As always, please report issues in the Community Forums and you can download this release from our website. Here are the sha1sum’s for the downloads available.
As a reminder, Openfire’s source code and development can be found on Github and an active developer discussion occurs within our open_chat@conference.igniterealtime.org groupchat. Please consider helping out with Openfire’s development!
Auch - that should not happen. We had someone earlier that had problems while running Java 7. Those problems disappeared when he installed Java 8 instead. At this time I can’t see how this problem would be isolated to 4.0.2 and not 4.0.1, but it is probably an easy enough thing for you to verify.
The Java 7/8 issue is being tracked as [OF-1116] Java 7 incompatibility - Jive Software Open Source
I can confirm too, is happening to our system too. I can not connect users when i run 4.0.2, I’m downgrading until somebody finds the solution / fix for running 4.0.2.
Nope, still no Windows x64 version. However, I installed it on Windows 2012R2 and as has become my protocol, replaced the JRE with the latest 64 bit version from Oracle and used the patched files I found in the forum here and 4.0.2 works fine running as a 64 bit process.

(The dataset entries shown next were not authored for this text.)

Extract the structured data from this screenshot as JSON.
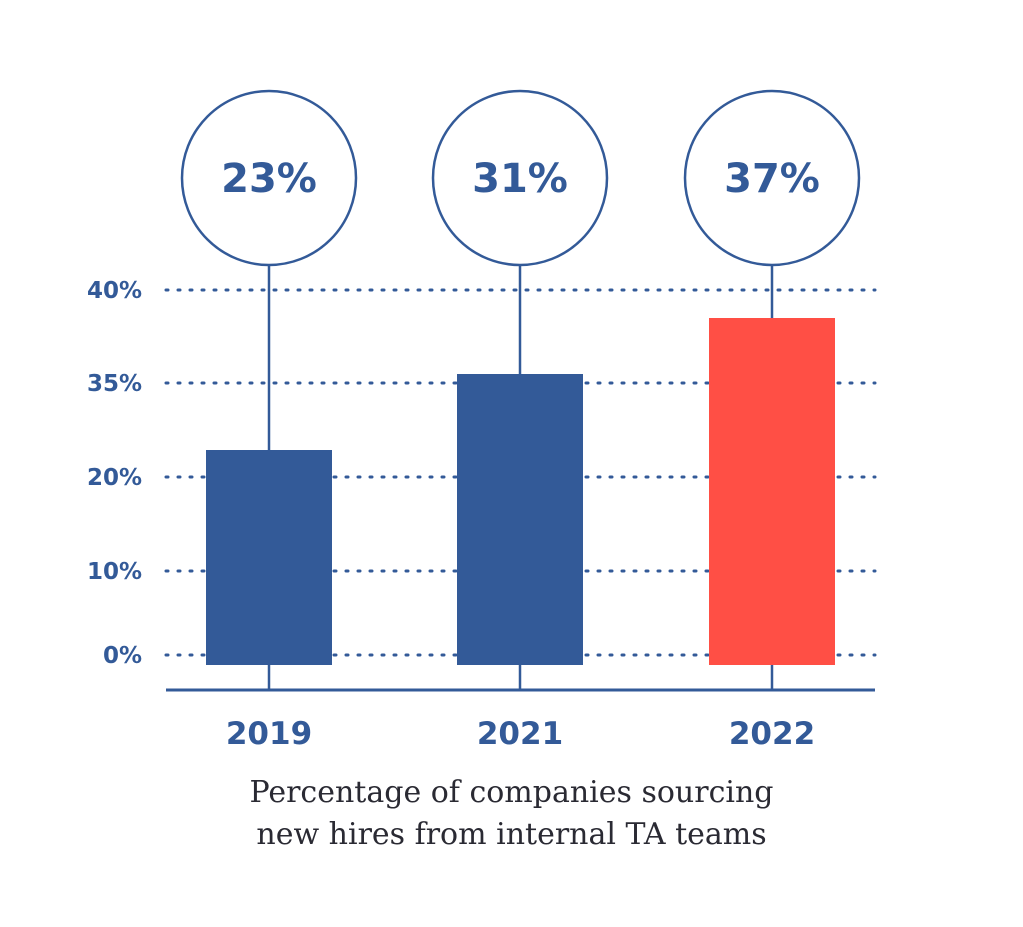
{
  "chart_data": {
    "type": "bar",
    "categories": [
      "2019",
      "2021",
      "2022"
    ],
    "values": [
      23,
      31,
      37
    ],
    "value_labels": [
      "23%",
      "31%",
      "37%"
    ],
    "y_ticks": [
      "0%",
      "10%",
      "20%",
      "35%",
      "40%"
    ],
    "caption_lines": [
      "Percentage of companies sourcing",
      "new hires from internal TA teams"
    ],
    "bar_colors": [
      "#335a98",
      "#335a98",
      "#ff4f45"
    ],
    "accent_color": "#335a98",
    "highlight_color": "#ff4f45",
    "gridlines": "dotted",
    "title": "",
    "xlabel": "",
    "ylabel": ""
  }
}
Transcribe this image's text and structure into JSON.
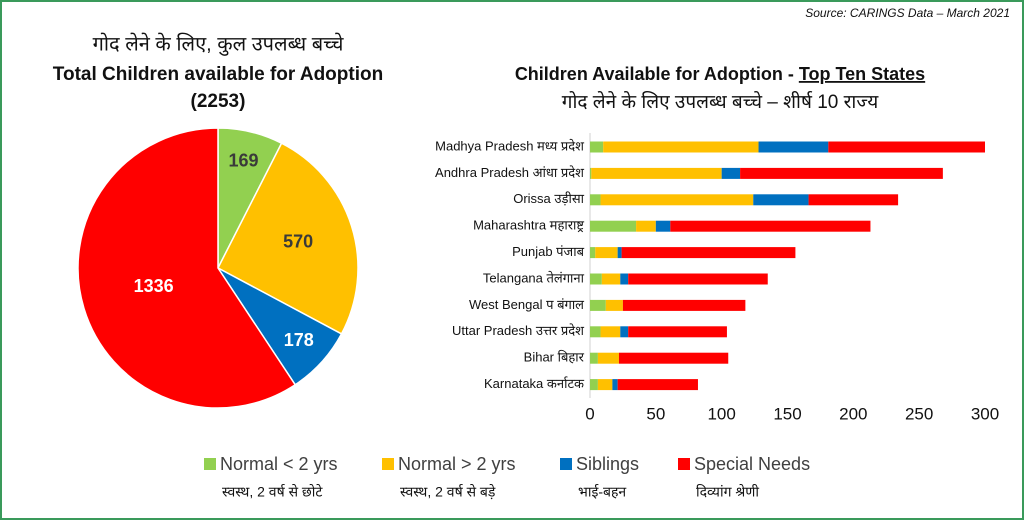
{
  "source": "Source: CARINGS Data –  March 2021",
  "chart_data": [
    {
      "type": "pie",
      "title_hindi": "गोद लेने के लिए, कुल उपलब्ध बच्चे",
      "title": "Total Children available for Adoption",
      "subtitle": "(2253)",
      "values": [
        169,
        570,
        178,
        1336
      ],
      "colors": [
        "#92d050",
        "#ffc000",
        "#0070c0",
        "#ff0000"
      ],
      "label_colors": [
        "#3a3a3a",
        "#3a3a3a",
        "#ffffff",
        "#ffffff"
      ]
    },
    {
      "type": "bar",
      "orientation": "horizontal",
      "stacked": true,
      "title": "Children Available for Adoption - ",
      "title_emphasis": "Top Ten States",
      "title_hindi": "गोद लेने के लिए उपलब्ध बच्चे – शीर्ष 10 राज्य",
      "categories": [
        "Madhya Pradesh मध्य प्रदेश",
        "Andhra Pradesh आंधा प्रदेश",
        "Orissa उड़ीसा",
        "Maharashtra महाराष्ट्र",
        "Punjab पंजाब",
        "Telangana तेलंगाना",
        "West Bengal प बंगाल",
        "Uttar Pradesh उत्तर प्रदेश",
        "Bihar बिहार",
        "Karnataka कर्नाटक"
      ],
      "series": [
        {
          "name": "Normal < 2 yrs",
          "subtitle": "स्वस्थ, 2 वर्ष से छोटे",
          "color": "#92d050",
          "values": [
            10,
            1,
            8,
            35,
            4,
            9,
            12,
            8,
            6,
            6
          ]
        },
        {
          "name": "Normal > 2 yrs",
          "subtitle": "स्वस्थ, 2 वर्ष से बड़े",
          "color": "#ffc000",
          "values": [
            118,
            99,
            116,
            15,
            17,
            14,
            13,
            15,
            16,
            11
          ]
        },
        {
          "name": "Siblings",
          "subtitle": "भाई-बहन",
          "color": "#0070c0",
          "values": [
            53,
            14,
            42,
            11,
            3,
            6,
            0,
            6,
            0,
            4
          ]
        },
        {
          "name": "Special Needs",
          "subtitle": "दिव्यांग श्रेणी",
          "color": "#ff0000",
          "values": [
            119,
            154,
            68,
            152,
            132,
            106,
            93,
            75,
            83,
            61
          ]
        }
      ],
      "xlim": [
        0,
        300
      ],
      "xticks": [
        0,
        50,
        100,
        150,
        200,
        250,
        300
      ]
    }
  ]
}
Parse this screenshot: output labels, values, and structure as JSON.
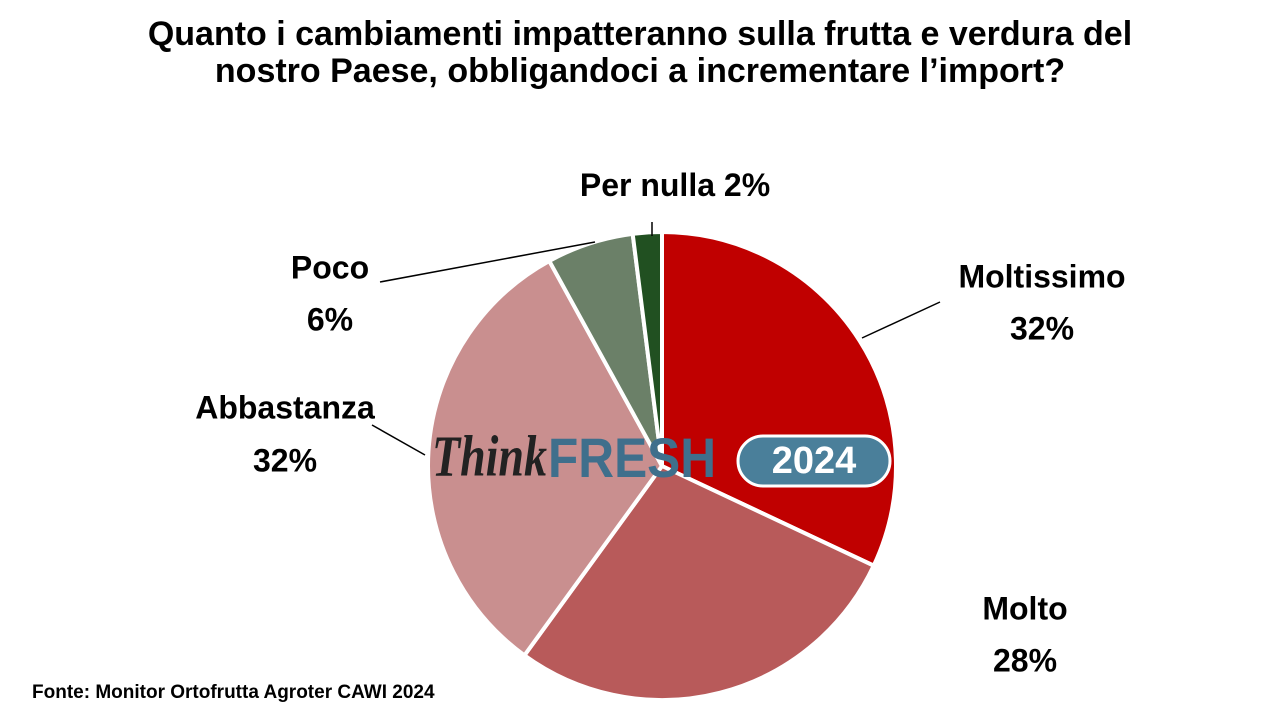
{
  "chart_data": {
    "type": "pie",
    "title": [
      "Quanto i cambiamenti impatteranno sulla frutta e verdura del",
      "nostro Paese, obbligandoci a incrementare l’import?"
    ],
    "categories": [
      "Moltissimo",
      "Molto",
      "Abbastanza",
      "Poco",
      "Per nulla"
    ],
    "values": [
      32,
      28,
      32,
      6,
      2
    ],
    "value_labels": [
      "32%",
      "28%",
      "32%",
      "6%",
      "2%"
    ],
    "colors": [
      "#c00000",
      "#b85a5a",
      "#c98f8f",
      "#6b8068",
      "#215021"
    ],
    "source": "Fonte: Monitor Ortofrutta Agroter CAWI 2024",
    "logo": {
      "think": "Think",
      "fresh": "FRESH",
      "year": "2024"
    }
  }
}
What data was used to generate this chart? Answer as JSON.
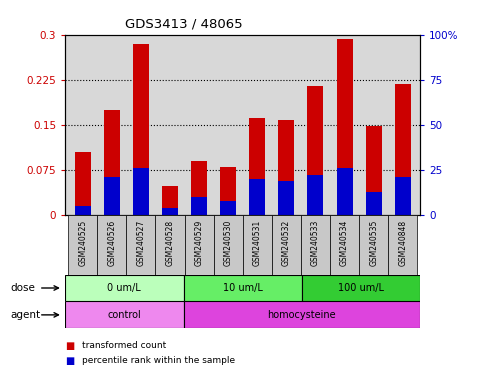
{
  "title": "GDS3413 / 48065",
  "samples": [
    "GSM240525",
    "GSM240526",
    "GSM240527",
    "GSM240528",
    "GSM240529",
    "GSM240530",
    "GSM240531",
    "GSM240532",
    "GSM240533",
    "GSM240534",
    "GSM240535",
    "GSM240848"
  ],
  "transformed_count": [
    0.105,
    0.175,
    0.285,
    0.048,
    0.09,
    0.08,
    0.162,
    0.158,
    0.215,
    0.292,
    0.148,
    0.218
  ],
  "percentile_rank_pct": [
    5,
    21,
    26,
    4,
    10,
    8,
    20,
    19,
    22,
    26,
    13,
    21
  ],
  "ylim_left": [
    0,
    0.3
  ],
  "ylim_right": [
    0,
    100
  ],
  "yticks_left": [
    0,
    0.075,
    0.15,
    0.225,
    0.3
  ],
  "ytick_labels_left": [
    "0",
    "0.075",
    "0.15",
    "0.225",
    "0.3"
  ],
  "yticks_right": [
    0,
    25,
    50,
    75,
    100
  ],
  "ytick_labels_right": [
    "0",
    "25",
    "50",
    "75",
    "100%"
  ],
  "bar_color_red": "#cc0000",
  "bar_color_blue": "#0000cc",
  "dose_groups": [
    {
      "label": "0 um/L",
      "start": 0,
      "end": 4,
      "color": "#bbffbb"
    },
    {
      "label": "10 um/L",
      "start": 4,
      "end": 8,
      "color": "#66ee66"
    },
    {
      "label": "100 um/L",
      "start": 8,
      "end": 12,
      "color": "#33cc33"
    }
  ],
  "agent_groups": [
    {
      "label": "control",
      "start": 0,
      "end": 4,
      "color": "#ee88ee"
    },
    {
      "label": "homocysteine",
      "start": 4,
      "end": 12,
      "color": "#dd44dd"
    }
  ],
  "dose_label": "dose",
  "agent_label": "agent",
  "legend_items": [
    {
      "label": "transformed count",
      "color": "#cc0000"
    },
    {
      "label": "percentile rank within the sample",
      "color": "#0000cc"
    }
  ],
  "tick_label_color_left": "#cc0000",
  "tick_label_color_right": "#0000cc",
  "bar_width": 0.55,
  "bg_color": "#ffffff",
  "plot_bg_color": "#d8d8d8",
  "xlabel_bg_color": "#c8c8c8"
}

We think this problem is isolated to running Openfire with OpenJDK 7. OpenJDK 8 and the non-Open, ‘regular’ Oracle JDKs do not appear to cause this problem. A related issue was documented in the OpenJDK issue tracker here: [JDK-8151366] Using JDK8 to compile code for JDK7 (-source 1.7 -target 1.7) does not work if ConcurrentHashMap is used -…
If you experience this problem, please verify what version of Java is used to run Openfire. A good way to do this is to log in to the admin console. On the first page after login, the Java version is listed. If you see a 1.7 version of OpenJDK being used, try running Openfire with a different JVM.
@Anthony R. That shows that you are running Openfire with OpenJDK version 1.7, which is not good. I assume that with that setup, you are experiencing problems. Try running Openfire with another version of Java.
Okay, good to hear that the workaround did the trick. On our end, we’ll continue to work on a solution that will prevent this kind of thing in the future.